Winner of the prestigious Critics’ Week grand Prize at the Cannes Film Festival and featuring a trio of stunning performances, Bertucelli’s exquisite film is a bittersweet tale of deception and affection. Three Georgian women – a strong-willed 90-year-old matriarch, her long suffering daughter and a rebellious granddaughter – all live together in their stately-yet-crumbling apartment in contemporary Tbilisi. Bertucelli deftly spins the delicate threads of familial conflict and maternal love into a bewitching tangle of intergenerational duplicity.

March 4, 2007, Kerr McGee Auditorium, 2 PM

Lu Chuan’s Mountain Patrol: Kekexili, China (2004), 89 Min.

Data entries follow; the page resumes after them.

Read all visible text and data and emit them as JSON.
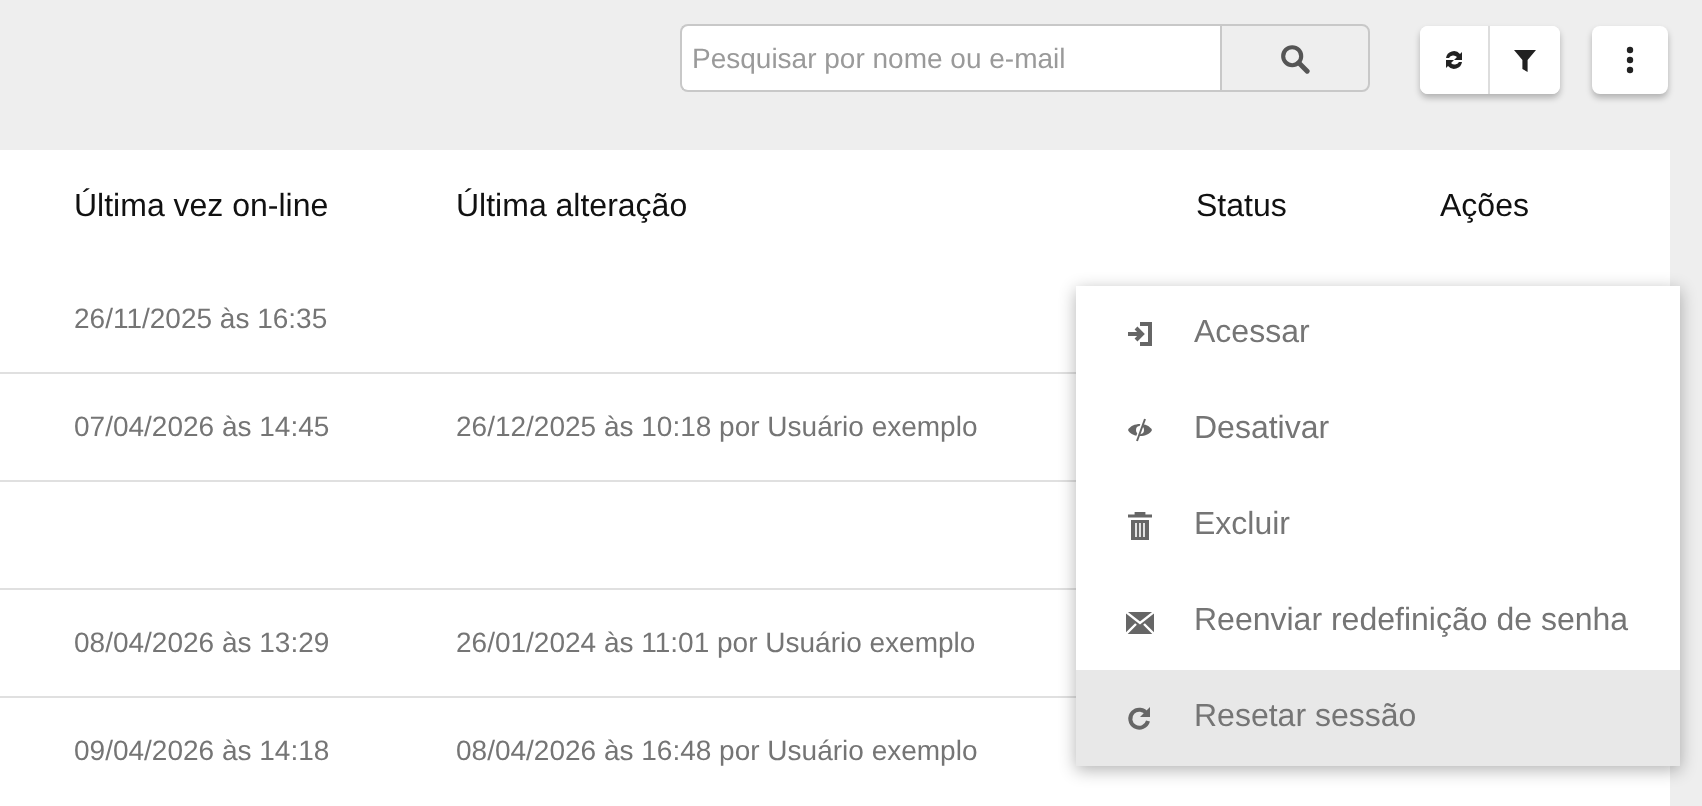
{
  "toolbar": {
    "search": {
      "placeholder": "Pesquisar por nome ou e-mail"
    }
  },
  "table": {
    "columns": [
      "Última vez on-line",
      "Última alteração",
      "Status",
      "Ações"
    ],
    "rows": [
      {
        "last_online": "26/11/2025 às 16:35"
      },
      {
        "last_online": "07/04/2026 às 14:45",
        "last_change": "26/12/2025 às 10:18 por Usuário exemplo"
      },
      {},
      {
        "last_online": "08/04/2026 às 13:29",
        "last_change": "26/01/2024 às 11:01 por Usuário exemplo"
      },
      {
        "last_online": "09/04/2026 às 14:18",
        "last_change": "08/04/2026 às 16:48 por Usuário exemplo"
      }
    ]
  },
  "actions_menu": {
    "items": [
      {
        "label": "Acessar",
        "highlighted": false
      },
      {
        "label": "Desativar",
        "highlighted": false
      },
      {
        "label": "Excluir",
        "highlighted": false
      },
      {
        "label": "Reenviar redefinição de senha",
        "highlighted": false
      },
      {
        "label": "Resetar sessão",
        "highlighted": true
      }
    ]
  }
}
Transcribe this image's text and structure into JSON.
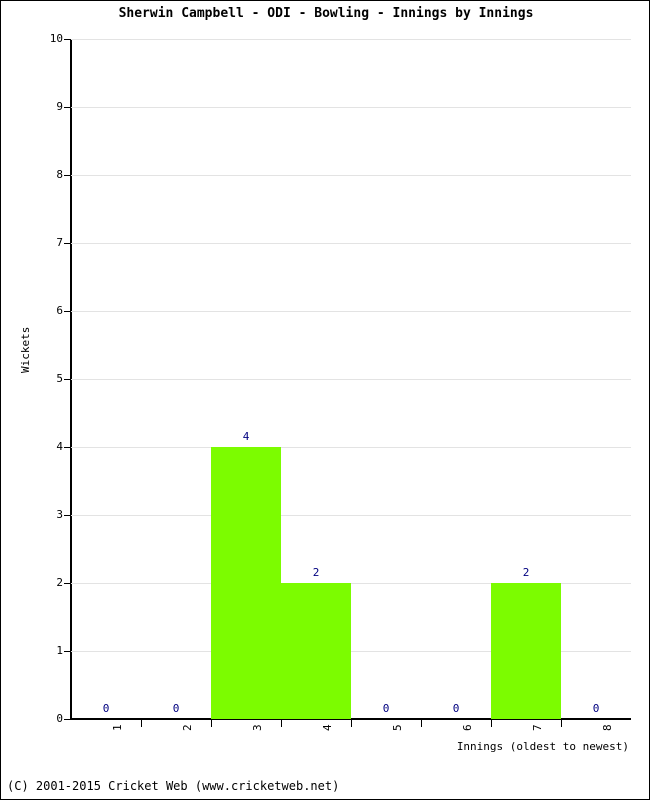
{
  "chart_data": {
    "type": "bar",
    "title": "Sherwin Campbell - ODI - Bowling - Innings by Innings",
    "xlabel": "Innings (oldest to newest)",
    "ylabel": "Wickets",
    "categories": [
      "1",
      "2",
      "3",
      "4",
      "5",
      "6",
      "7",
      "8"
    ],
    "values": [
      0,
      0,
      4,
      2,
      0,
      0,
      2,
      0
    ],
    "value_labels": [
      "0",
      "0",
      "4",
      "2",
      "0",
      "0",
      "2",
      "0"
    ],
    "ylim": [
      0,
      10
    ],
    "ytick_labels": [
      "0",
      "1",
      "2",
      "3",
      "4",
      "5",
      "6",
      "7",
      "8",
      "9",
      "10"
    ],
    "grid": true,
    "legend": false,
    "bar_color": "#7CFC00",
    "value_label_color": "#000080",
    "gridline_color": "#E3E3E3",
    "axis_color": "#000000"
  },
  "footer": {
    "copyright": "(C) 2001-2015 Cricket Web (www.cricketweb.net)"
  }
}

Set in the rugged expanse of the remote, high-altitude Kekexili region of China’s Tibetan Plateau, “Mountain Patrol” emerges as a spectacular tale of survival and morality. Based on a true story in the 1990s surrounding the efforts of local volunteers to preserve the endangered Tibetan antelope against merciless poachers, the film follows a Beijing reporter as he joins a group of vigilante patrollers to report on their work. The film is co-produced by the National Geographic Society.
A date for screening the Turkish film “Journey to the Sun” by Yesim Ustaglu will be announced to coincide with a Fulbright Scholar from Turkey who will be in residence at OCU during the winter.
The OCU Film Institute offers the university and the greater Oklahoma City community the opportunity to view classic and contemporary international films. Donations help sustain the institute’s mission and are much appreciated. Since 1983, the institute has screened eight to 10 films per year. In 1996, the Oklahoma Humanities Council gave the institute one of four awards for excellence in humanities programming during the past 25 years in Oklahoma. The film series is supported by OCU, the OCU Film Institute Endowment, the Designated Endowment in the Kirkpatrick Family Fund at the Community Foundation and the Thatcher Hoffman Smith Endowment for the Center for Interpersonal Studies through Film and Literature.